Trade disputes: the state of play between China, Europe and the US as tensions continue to escalate
24 June 2020
Posted by: William Barns-Graham
Disputes between the US, China and Europe continue to dominate the global trade agenda, with potential deals between the global powers hitting stumbling blocks in the last week.
In what the FT is calling ‘a fast-approaching transatlantic trade conflict’, the US has suspended talks with the EU over digital taxes, while negotiations for greater EU access to the China market are reportedly “lagging”.
Meanwhile the White House has found itself denying claims the current deal between the US and China is “over”.
We have a look at the latest developments in each relationship.
Relations between the US and China have been further strained by US allegations over China’s mishandling of the initial spread of the coronavirus and China’s perceived overinfluence in Hong Kong.
On Monday (22 June), US trade adviser Peter Navarro caused a stir in the markets when he said that the ‘Phase 1’ trade deal between the two nations, which put a pause to tit-for-tat tariffs in January 2020, was “over”.
President Trump has since tweeted to deny this and Navarro has himself pulled back on the claims, the New York Times reports.
2. European Union-US
Trade tensions between the EU and US have also been escalating since the US last year issued retaliatory tariffs on imports of pork, single-malt Scottish whisky, biscuits, cheese and other dairy products following a dispute on EU subsidies for Airbus.
Last week the US walked away from talks for a new global tax framework for technology companies and threatened retaliatory measures if European governments – including the UK – went ahead with current proposals.
The FT reports a letter from US Treasury secretary Steve Mnuchin warning the talks had reached an “impasse” and that the US would not agree to even an interim deal as it would affect leading US digital companies disproportionately.

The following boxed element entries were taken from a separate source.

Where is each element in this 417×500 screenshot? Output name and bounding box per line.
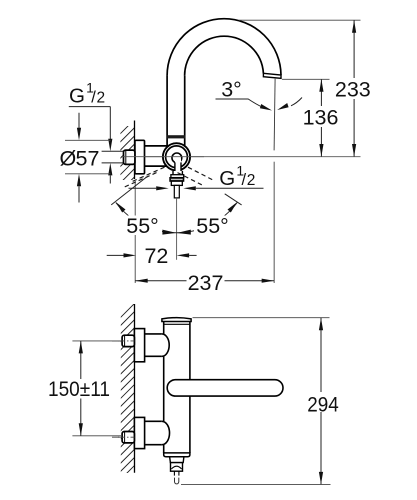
body top cap (162, 318, 191, 322)
body bottom cap (164, 453, 190, 457)
supply pipe stub lines (102, 150, 124, 152)
diverter neck (bottom view) (170, 457, 184, 463)
supply center line upper (112, 340, 134, 342)
55-degree arc right (177, 203, 238, 233)
diverter hose U (175, 478, 179, 484)
spout arc outer (167, 19, 281, 76)
3-degree label and leader (216, 78, 303, 111)
svg-text:2: 2 (247, 172, 256, 189)
center line overlay through mount (121, 156, 204, 158)
svg-text:55°: 55° (126, 214, 159, 238)
water stream line (274, 79, 275, 151)
wall surface line (bottom view) (134, 304, 136, 473)
svg-text:150±11: 150±11 (48, 377, 110, 401)
valve circle outer (163, 143, 190, 170)
svg-text:57: 57 (76, 146, 100, 170)
upper union connector (145, 333, 162, 335)
svg-text:Ø: Ø (60, 146, 77, 170)
swivel range dashed outline left (124, 167, 165, 187)
valve circle middle (166, 146, 188, 168)
diverter knob (171, 463, 183, 472)
stream extension line down to 237 dim (273, 162, 275, 283)
upper hex nut (122, 335, 134, 346)
svg-text:136: 136 (303, 106, 339, 130)
wall extension line down to 72/237 dims (134, 181, 136, 283)
dimension Ø57 (60, 113, 111, 203)
svg-text:G: G (69, 84, 85, 107)
wall surface line (top view) (134, 121, 136, 180)
wall hatching (top view) (112, 112, 142, 199)
valve body cylinder (145, 145, 170, 147)
55-degree arc arrowheads (116, 202, 126, 212)
swivel range dashed outline right (178, 167, 215, 185)
diverter collar (171, 175, 184, 178)
lower hex nut (122, 432, 134, 443)
dimension 136 (282, 79, 338, 156)
hex union nut (top view) (124, 150, 135, 164)
aerator (263, 73, 281, 78)
supply center line lower (112, 436, 134, 438)
diverter lower body (171, 181, 182, 185)
upper escutcheon (134, 329, 144, 362)
svg-text:G: G (219, 167, 235, 190)
dimension 233 (239, 20, 371, 156)
55-degree label left (126, 214, 162, 238)
body left edge (163, 322, 165, 334)
escutcheon (top view) (135, 140, 145, 174)
svg-text:237: 237 (188, 271, 224, 295)
G 1/2 label right of diverter (129, 162, 264, 190)
vertical center line below diverter (176, 198, 178, 260)
55-degree ray extension right (225, 194, 242, 205)
lower union connector (145, 420, 162, 422)
lower escutcheon (134, 417, 144, 448)
riser pipe (166, 76, 168, 148)
diverter neck (175, 159, 181, 172)
dimension 294 (181, 318, 339, 485)
valve circle inner (172, 153, 182, 163)
svg-text:/: / (242, 171, 247, 189)
lever handle (167, 380, 283, 396)
svg-text:233: 233 (335, 78, 371, 102)
55-degree ray extension left (111, 177, 147, 205)
svg-text:3°: 3° (221, 78, 242, 102)
svg-text:55°: 55° (196, 214, 229, 238)
svg-text:/: / (91, 88, 96, 106)
diverter stem (173, 471, 175, 475)
spout arc inner (185, 36, 264, 75)
svg-text:72: 72 (144, 244, 168, 268)
55-degree arc left (116, 203, 177, 233)
55-degree label right (194, 214, 230, 238)
wall hatching (bottom view) (112, 296, 142, 500)
body right edge (189, 322, 191, 454)
diverter thread band (170, 178, 184, 182)
diverter tip (174, 185, 179, 198)
dimension 72 (107, 244, 197, 268)
svg-text:294: 294 (307, 392, 339, 416)
svg-text:2: 2 (97, 89, 106, 106)
dimension 150±11 (46, 341, 122, 436)
horizontal center line of valve (121, 156, 361, 158)
dimension 237 (135, 271, 274, 295)
G 1/2 label top-left (69, 80, 113, 184)
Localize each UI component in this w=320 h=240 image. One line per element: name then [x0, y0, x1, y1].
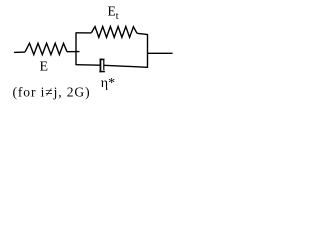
spring Et — [91, 27, 137, 38]
svg-text:(for i≠j, 2G): (for i≠j, 2G) — [13, 85, 91, 100]
wire output lead — [148, 52, 173, 54]
wire top branch left — [76, 32, 91, 34]
spring E — [25, 43, 67, 54]
wire dashpot rod to node B — [104, 65, 148, 67]
dashpot cylinder top flange — [100, 59, 105, 61]
node A left vertical — [75, 32, 77, 65]
dashpot cylinder bottom flange — [99, 71, 105, 73]
node B right vertical — [147, 34, 149, 68]
svg-text:η*: η* — [101, 76, 115, 91]
dashpot cylinder wall — [100, 59, 102, 73]
wire top branch right — [137, 33, 148, 34]
svg-text:E: E — [40, 59, 49, 74]
wire left lead — [14, 51, 25, 53]
wire bottom branch left — [76, 64, 100, 67]
dashpot piston plate — [103, 60, 104, 71]
wire node A stub — [67, 51, 80, 53]
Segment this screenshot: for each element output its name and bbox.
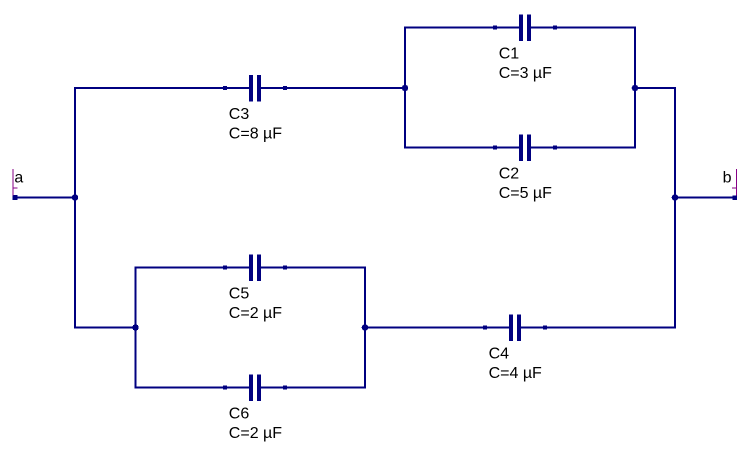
svg-text:C=5 µF: C=5 µF	[499, 185, 552, 202]
svg-text:C=2 µF: C=2 µF	[229, 425, 282, 442]
svg-text:C1: C1	[499, 46, 520, 63]
svg-text:C4: C4	[489, 346, 510, 363]
svg-text:a: a	[14, 170, 23, 187]
svg-text:C2: C2	[499, 166, 520, 183]
svg-text:b: b	[723, 170, 732, 187]
svg-text:C3: C3	[229, 106, 250, 123]
svg-text:C=8 µF: C=8 µF	[229, 126, 282, 143]
svg-text:C=3 µF: C=3 µF	[499, 65, 552, 82]
svg-text:C5: C5	[229, 286, 250, 303]
svg-text:C=4 µF: C=4 µF	[489, 365, 542, 382]
svg-text:C6: C6	[229, 406, 250, 423]
svg-text:C=2 µF: C=2 µF	[229, 305, 282, 322]
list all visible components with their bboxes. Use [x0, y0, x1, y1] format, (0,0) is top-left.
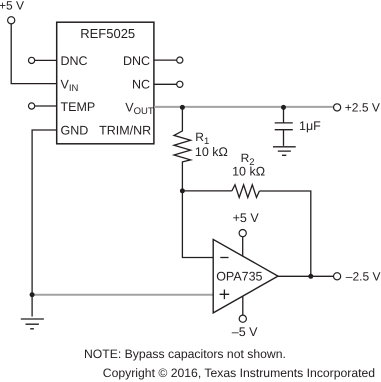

France, Spain, Italy and the UK have been campaigning for the new tax on companies like Apple, Facebook and Google, arguing that they make huge profits from the European market while making minimal contributions to public finances.
3. China-European Union
Talks on a new EU-China deal on trade and investment are also reported to be “lagging”, according to the New York Times.
The EU is seeking greater market access to China, calling the current relationship “unbalanced”.
China is currently tightening control over its domestic economy as a response to the coronavirus outbreak and is not seen as fully committed to the current talks.
The UK has also spoken out against Chinese influence in Hong Kong and is reviewing its deal with Huawei for the building of it 5G infrastructure.
4. WTO caught in the middle
The WTO – which is currently searching for a new leader – is increasingly caught in the middle, as the organisation responsible for maintaining a rules-based system in global trade.
The US has criticised the body for not effectively controlling what it sees as China’s overreach in global trade, with the US trade representative in Geneva recently calling the body “a mess”.
The country continues to block appointments to the WTO’s critical Appellate Body, which rules on trade disputes.
However, Paul Blustein, a senior fellow at the Centre for International Governance Innovation, has argued the Trump administration poses a bigger threat to rules-based international trade.
In his new book, titled ‘Schism: China, America, and the Fracturing of the Global Trading System’, he accuses the White House of “flagrantly violating” WTO rules.